Qingdao(833 views)
Release date:2009-12-16 09:48:56
I did not mind the noise outside the hotel window. The impressive view of construction at Qingdao’s train station made up for the clamor. Welder’s sparks showered down from the iron canopy, machinery groaned and workers shouted orders through the night.
I visited Qingdao in May 2008, just as the city was completing preparations for hosting the sailing events of the Beijing Olympics. Although St. Michael’s Catholic Church was closed and the sidewalk outside my hotel was being reduced to rubble, Qingdao still came as advertised: it was a laid-back place to spend a few days enjoying shaded streets and sandy beaches.

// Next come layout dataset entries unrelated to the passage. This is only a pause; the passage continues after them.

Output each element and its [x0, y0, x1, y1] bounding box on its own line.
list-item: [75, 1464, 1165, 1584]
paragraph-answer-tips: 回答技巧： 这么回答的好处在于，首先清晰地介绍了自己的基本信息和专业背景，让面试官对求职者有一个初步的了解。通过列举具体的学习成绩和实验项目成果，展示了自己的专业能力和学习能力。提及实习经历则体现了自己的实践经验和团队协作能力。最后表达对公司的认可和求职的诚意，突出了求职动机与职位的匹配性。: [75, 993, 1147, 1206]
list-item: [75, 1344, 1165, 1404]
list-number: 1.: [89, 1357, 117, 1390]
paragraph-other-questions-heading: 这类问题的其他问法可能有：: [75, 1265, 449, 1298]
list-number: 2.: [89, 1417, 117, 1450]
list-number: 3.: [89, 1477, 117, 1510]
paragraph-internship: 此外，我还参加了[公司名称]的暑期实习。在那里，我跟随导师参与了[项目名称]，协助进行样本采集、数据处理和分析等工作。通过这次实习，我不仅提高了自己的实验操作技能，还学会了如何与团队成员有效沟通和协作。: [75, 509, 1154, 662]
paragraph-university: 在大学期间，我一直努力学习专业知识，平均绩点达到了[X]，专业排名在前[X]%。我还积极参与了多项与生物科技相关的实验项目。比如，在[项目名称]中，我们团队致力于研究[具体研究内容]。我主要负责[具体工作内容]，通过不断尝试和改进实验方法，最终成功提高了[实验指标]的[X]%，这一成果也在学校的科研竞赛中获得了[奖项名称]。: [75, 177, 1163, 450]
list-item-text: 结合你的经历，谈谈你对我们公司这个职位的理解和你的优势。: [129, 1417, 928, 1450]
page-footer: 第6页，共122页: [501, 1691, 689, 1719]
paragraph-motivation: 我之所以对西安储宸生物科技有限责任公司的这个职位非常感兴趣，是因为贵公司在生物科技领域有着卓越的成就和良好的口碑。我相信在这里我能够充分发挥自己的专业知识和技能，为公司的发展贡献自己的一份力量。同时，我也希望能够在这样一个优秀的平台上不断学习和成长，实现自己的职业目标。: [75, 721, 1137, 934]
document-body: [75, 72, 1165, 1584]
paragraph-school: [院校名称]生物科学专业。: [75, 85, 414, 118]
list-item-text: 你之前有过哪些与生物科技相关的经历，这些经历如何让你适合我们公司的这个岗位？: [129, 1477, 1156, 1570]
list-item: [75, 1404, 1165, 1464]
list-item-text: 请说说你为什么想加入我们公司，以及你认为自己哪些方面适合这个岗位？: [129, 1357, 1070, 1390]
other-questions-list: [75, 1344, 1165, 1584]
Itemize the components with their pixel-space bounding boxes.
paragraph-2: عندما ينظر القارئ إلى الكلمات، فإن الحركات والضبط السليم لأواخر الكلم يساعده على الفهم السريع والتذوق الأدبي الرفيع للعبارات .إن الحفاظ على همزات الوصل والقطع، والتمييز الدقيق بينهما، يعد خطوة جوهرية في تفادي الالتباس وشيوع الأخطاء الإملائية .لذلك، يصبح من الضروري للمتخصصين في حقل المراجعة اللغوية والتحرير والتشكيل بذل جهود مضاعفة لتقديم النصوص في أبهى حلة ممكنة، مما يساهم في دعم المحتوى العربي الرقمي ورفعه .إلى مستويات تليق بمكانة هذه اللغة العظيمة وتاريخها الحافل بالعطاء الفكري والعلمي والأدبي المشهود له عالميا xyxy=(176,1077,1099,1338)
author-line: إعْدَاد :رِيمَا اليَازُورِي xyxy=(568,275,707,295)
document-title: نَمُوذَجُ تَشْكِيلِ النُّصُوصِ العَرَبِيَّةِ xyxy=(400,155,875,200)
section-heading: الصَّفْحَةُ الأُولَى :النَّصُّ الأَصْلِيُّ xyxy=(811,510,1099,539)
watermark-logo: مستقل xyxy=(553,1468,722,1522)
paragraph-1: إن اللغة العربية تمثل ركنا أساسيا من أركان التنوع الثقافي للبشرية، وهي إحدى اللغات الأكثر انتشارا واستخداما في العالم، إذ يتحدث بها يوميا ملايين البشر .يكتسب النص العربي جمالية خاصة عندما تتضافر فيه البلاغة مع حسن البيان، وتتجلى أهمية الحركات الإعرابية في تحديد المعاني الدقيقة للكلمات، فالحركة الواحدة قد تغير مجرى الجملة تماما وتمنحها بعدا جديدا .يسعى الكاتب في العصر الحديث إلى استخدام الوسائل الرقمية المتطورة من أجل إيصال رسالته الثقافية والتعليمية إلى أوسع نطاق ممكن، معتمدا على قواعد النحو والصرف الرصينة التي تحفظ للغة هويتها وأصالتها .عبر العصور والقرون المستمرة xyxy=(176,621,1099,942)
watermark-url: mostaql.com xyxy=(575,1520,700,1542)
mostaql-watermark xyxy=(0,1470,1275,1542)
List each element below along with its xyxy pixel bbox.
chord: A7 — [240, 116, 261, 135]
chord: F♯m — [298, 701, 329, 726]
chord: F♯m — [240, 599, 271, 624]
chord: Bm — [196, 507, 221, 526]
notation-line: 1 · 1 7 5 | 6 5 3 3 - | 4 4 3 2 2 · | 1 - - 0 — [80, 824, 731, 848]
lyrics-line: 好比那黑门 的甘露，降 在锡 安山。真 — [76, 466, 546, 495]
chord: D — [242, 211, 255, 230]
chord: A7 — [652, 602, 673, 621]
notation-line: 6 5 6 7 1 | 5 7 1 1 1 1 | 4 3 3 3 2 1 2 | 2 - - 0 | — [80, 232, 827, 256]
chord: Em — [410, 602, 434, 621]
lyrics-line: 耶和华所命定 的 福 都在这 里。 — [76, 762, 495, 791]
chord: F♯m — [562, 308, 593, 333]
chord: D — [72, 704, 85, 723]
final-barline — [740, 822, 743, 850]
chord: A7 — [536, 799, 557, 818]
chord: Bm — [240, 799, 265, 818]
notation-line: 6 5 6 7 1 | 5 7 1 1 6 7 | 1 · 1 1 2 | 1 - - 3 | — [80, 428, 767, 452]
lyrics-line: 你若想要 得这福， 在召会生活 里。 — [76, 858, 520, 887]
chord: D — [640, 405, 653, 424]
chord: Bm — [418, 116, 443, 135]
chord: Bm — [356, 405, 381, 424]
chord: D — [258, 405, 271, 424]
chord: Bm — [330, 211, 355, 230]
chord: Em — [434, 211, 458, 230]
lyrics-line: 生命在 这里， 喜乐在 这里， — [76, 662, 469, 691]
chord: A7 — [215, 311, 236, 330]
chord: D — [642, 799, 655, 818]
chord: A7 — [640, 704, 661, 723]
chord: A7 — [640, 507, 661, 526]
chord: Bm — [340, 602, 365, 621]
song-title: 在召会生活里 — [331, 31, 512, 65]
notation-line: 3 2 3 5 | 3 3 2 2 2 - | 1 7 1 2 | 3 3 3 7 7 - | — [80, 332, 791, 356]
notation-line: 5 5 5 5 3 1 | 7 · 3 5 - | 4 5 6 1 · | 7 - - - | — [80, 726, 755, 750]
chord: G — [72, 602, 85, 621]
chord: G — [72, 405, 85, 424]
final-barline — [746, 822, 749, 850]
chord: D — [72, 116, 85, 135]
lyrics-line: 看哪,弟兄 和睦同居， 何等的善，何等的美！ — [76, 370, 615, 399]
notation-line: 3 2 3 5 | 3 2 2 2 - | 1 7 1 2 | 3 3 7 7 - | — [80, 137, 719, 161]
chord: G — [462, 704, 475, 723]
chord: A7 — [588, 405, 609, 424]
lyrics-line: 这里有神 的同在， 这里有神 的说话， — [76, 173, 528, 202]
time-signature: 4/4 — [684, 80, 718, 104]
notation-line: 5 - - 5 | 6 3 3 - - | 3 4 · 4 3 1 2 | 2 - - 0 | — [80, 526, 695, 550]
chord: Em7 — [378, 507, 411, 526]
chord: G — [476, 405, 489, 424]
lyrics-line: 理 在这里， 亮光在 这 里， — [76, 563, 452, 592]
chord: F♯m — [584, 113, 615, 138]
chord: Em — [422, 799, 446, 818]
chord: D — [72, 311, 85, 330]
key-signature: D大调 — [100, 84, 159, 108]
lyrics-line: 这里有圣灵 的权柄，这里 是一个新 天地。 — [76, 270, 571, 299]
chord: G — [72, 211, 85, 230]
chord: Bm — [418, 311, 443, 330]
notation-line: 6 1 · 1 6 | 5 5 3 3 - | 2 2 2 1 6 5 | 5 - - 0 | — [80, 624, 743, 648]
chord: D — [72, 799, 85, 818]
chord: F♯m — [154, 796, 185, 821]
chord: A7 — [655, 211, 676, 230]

While Qingdao’s No. 1 Beach is one of the nicer beaches in northern China, the weekend crowds can make it far from relaxing. During my visit on a cool weekday, elderly men seemed to be getting the most enjoyment out of the beach: one was jogging in a Speedo while others lay sprawled face down on the sand. Touts sold tickets for parasails and paddle bicycles, while a few families timidly approached the water. I preferred walking in nearby Lu Xun Park, where paths and pavilions overlooked Huiquan Bay.
Not far from No. 1 Beach, the Badaguan area offers great views of Qingdao’s century-old architecture. While some cities overstate the charm of their buildings, Qingdao delivers in Badaguan. My coworker and I wandered the tree-lined streets from No. 1 Beach to the Protestant Church, an active place of worship well worth visiting. The ticket agent, a chatty middle-aged woman, made sure we knew we were allowed to climb the tower, which housed the church’s antique clock and bell mechanisms.
Even though St. Michael’s was closed, we took time to visit the streets surrounding it. The old buildings were slightly shabbier than the ones in Badaguan, a fact that made the area more enticing to explore. Following my guidebook’s advice, I searched for the faded slogan “毛主席万岁” (Long Live Chairman Mao) painted above a doorway. I found it half obscured by an air conditioning unit.
Not far away on the waterfront, Zhan Qiao Pier (sometimes called “Zhan Bridge”) was alive with people. With Huilan Pavilion at its end, the pier affords panoramic views of the bay, but I spent my time looking downward at the items on vendor’s blankets. Starfish, seashells, live sea creatures and gimmicky toys all drew crowds of elderly tourists in matching red caps.
The crab kebabs for sale along the waterfront may not be the best introduction to Qingdao’s cuisine. My four tiny orange crabs tasted like a tide pool. I had better luck with a seafood restaurant along Zhongyuan Meishi Jie, which served stir fried razor clams and squid. They also offered a special draft beer with a peculiarly familiar taste. After a pitcher or two, I realized what it was: Tsingtao spiked with baijiu, the popular Chinese distilled liquor.
After leaving Qingdao, I followed the city’s final preparations for the Olympics. The train station -- a fusion of traditional German architecture and contemporary Chinese engineering -- was completed in late July. The city fought an algae bloom that threatened the sailing events. No. 1 Bathing Beach was expanded to accommodate 200,000 visitors a day.
Despite the masses or the pace of construction, Qingdao retains its charms in Badaguan and along the waterfront. The city remains an attractive place to spend the better part of a week.